I have had the privilege of knowing Marianne Genetti, serving on the Advisory Board, and watching INOD grow from its inception. Have you seen the movie, “Extraordinary Measures”? My wife and I saw it this week. Besides being a compelling story with good actors, the movie illustrates several points relevant to INOD. First, the people with untreatable or undiagnosed illness are very much alone with their illness. Doctors, co-workers, friends, and the public do not really understand. Second, the movie shows that financial profit determines whether a treatment is forthcoming. What the movie does not show is the additional isolation that those “in need of diagnosis” experience. In “Extraordinary Measures,” at a critical point when John Crowley needed a large sum of money quickly fund treatment research, he was able to reach out to those who had a child with Pompe Disease. Those who suffer from an undiagnosed disease have no such support community, no one to reach out to in order to raise money, and no one else who truly understands their lonely struggle. INOD, therefore, is very much needed because it supports the undiagnosed in many tangible ways, is creating a support community, and is working to bring to the attention of NIH and the medical community the need for attention directed to the need for better diagnosis. How many of the undiagnosed suffer from an alternate presentation of a known disease, how many suffer from an unrecognized combination of diseases, and how many suffer from an as yet undiagnosed disease? We need “In Need of Diagnosis.” It is the only voice of the undiagnosed. And, like John Crowley, Marianne Genetti has a personal stake in the undiagnosed, which continues to motivate her to find answers and help others. If you have not seen “Extraordinary Measures,” see it. If you have not explored INOD.org, do so. And, I encourage you to get involved in INOD, either by volunteering or donating. John Tatum, M.D.

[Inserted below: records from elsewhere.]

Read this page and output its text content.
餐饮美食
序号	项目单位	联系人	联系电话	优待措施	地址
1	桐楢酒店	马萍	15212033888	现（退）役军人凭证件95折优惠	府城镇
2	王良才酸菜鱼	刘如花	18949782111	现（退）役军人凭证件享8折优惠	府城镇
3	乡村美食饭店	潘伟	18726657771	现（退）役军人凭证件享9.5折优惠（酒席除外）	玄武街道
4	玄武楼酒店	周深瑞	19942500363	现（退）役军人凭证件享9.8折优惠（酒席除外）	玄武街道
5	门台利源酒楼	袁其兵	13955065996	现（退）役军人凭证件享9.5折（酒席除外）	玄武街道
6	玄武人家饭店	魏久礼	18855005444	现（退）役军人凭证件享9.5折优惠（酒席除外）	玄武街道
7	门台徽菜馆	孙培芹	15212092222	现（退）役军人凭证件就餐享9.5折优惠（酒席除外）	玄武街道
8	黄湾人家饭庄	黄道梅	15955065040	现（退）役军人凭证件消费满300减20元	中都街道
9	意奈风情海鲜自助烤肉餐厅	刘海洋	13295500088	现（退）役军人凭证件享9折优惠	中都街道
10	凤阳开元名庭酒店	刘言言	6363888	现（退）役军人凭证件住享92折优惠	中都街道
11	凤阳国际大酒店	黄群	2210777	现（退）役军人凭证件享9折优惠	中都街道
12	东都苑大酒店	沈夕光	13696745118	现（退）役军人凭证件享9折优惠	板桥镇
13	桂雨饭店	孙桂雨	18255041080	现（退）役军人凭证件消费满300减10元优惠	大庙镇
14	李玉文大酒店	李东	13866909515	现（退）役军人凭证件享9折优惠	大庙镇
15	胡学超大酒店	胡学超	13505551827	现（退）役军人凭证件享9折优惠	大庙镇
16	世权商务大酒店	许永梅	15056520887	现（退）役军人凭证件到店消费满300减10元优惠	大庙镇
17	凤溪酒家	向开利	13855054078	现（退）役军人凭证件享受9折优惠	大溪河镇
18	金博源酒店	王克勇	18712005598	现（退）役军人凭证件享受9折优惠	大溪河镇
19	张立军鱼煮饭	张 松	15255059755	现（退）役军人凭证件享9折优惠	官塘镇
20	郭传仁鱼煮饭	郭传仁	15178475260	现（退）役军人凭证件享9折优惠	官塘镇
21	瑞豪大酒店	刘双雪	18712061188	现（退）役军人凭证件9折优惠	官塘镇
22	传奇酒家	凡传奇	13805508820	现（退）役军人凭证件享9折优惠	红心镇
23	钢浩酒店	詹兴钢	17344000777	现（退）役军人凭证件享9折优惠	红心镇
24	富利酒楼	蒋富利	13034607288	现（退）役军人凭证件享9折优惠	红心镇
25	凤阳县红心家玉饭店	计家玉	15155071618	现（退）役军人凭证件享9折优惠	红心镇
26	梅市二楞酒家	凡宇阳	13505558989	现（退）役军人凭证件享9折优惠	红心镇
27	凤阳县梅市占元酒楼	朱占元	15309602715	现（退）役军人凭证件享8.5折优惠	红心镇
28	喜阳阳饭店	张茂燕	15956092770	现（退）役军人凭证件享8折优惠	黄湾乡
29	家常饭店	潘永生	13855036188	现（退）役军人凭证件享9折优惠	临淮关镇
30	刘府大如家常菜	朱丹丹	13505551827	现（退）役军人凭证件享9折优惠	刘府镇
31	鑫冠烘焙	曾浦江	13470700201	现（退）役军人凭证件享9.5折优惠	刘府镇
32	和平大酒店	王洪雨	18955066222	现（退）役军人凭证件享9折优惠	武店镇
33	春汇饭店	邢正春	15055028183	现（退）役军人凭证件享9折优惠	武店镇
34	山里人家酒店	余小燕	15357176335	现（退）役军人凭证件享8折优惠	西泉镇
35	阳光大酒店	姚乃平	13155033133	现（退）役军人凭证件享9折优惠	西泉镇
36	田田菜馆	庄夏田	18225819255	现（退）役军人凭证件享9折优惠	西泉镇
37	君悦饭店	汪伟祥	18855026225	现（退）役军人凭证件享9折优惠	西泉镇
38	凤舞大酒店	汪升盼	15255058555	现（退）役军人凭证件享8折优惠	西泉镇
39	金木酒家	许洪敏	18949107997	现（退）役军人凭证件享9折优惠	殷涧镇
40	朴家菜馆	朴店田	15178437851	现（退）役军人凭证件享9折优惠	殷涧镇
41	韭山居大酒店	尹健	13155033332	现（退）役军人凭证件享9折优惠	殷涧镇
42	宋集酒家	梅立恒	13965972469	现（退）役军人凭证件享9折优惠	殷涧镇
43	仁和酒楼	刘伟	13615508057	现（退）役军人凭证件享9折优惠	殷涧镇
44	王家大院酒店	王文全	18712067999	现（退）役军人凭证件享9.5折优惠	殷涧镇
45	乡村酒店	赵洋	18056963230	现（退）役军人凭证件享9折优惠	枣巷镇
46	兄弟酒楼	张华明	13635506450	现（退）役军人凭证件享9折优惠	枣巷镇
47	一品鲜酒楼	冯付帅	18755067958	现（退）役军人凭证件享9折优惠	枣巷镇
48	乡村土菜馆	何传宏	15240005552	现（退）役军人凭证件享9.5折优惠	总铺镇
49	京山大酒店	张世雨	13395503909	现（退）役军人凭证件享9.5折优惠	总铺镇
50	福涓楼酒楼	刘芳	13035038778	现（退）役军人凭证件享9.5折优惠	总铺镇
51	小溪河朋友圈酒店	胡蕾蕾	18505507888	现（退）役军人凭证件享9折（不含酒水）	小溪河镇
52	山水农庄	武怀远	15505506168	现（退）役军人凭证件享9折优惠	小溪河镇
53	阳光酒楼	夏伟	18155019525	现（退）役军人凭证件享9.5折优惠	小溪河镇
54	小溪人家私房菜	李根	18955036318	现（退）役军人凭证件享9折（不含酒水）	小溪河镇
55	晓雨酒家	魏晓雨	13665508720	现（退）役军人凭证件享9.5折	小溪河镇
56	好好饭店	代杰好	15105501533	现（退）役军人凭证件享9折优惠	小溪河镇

Marianne Genetti, the founder of INOD has been a valuable board member of our organization, Birth Defect Research for Children for many years. During this time, she conceived the idea of starting a nonprofit (INOD) that would focus on assisting individuals with undiagnosed diseases. As the driving force behind INOD, Marianne has almost single-handedly taken the idea from the concept stage to a fully functioning nonprofit that is helping people from all over the world.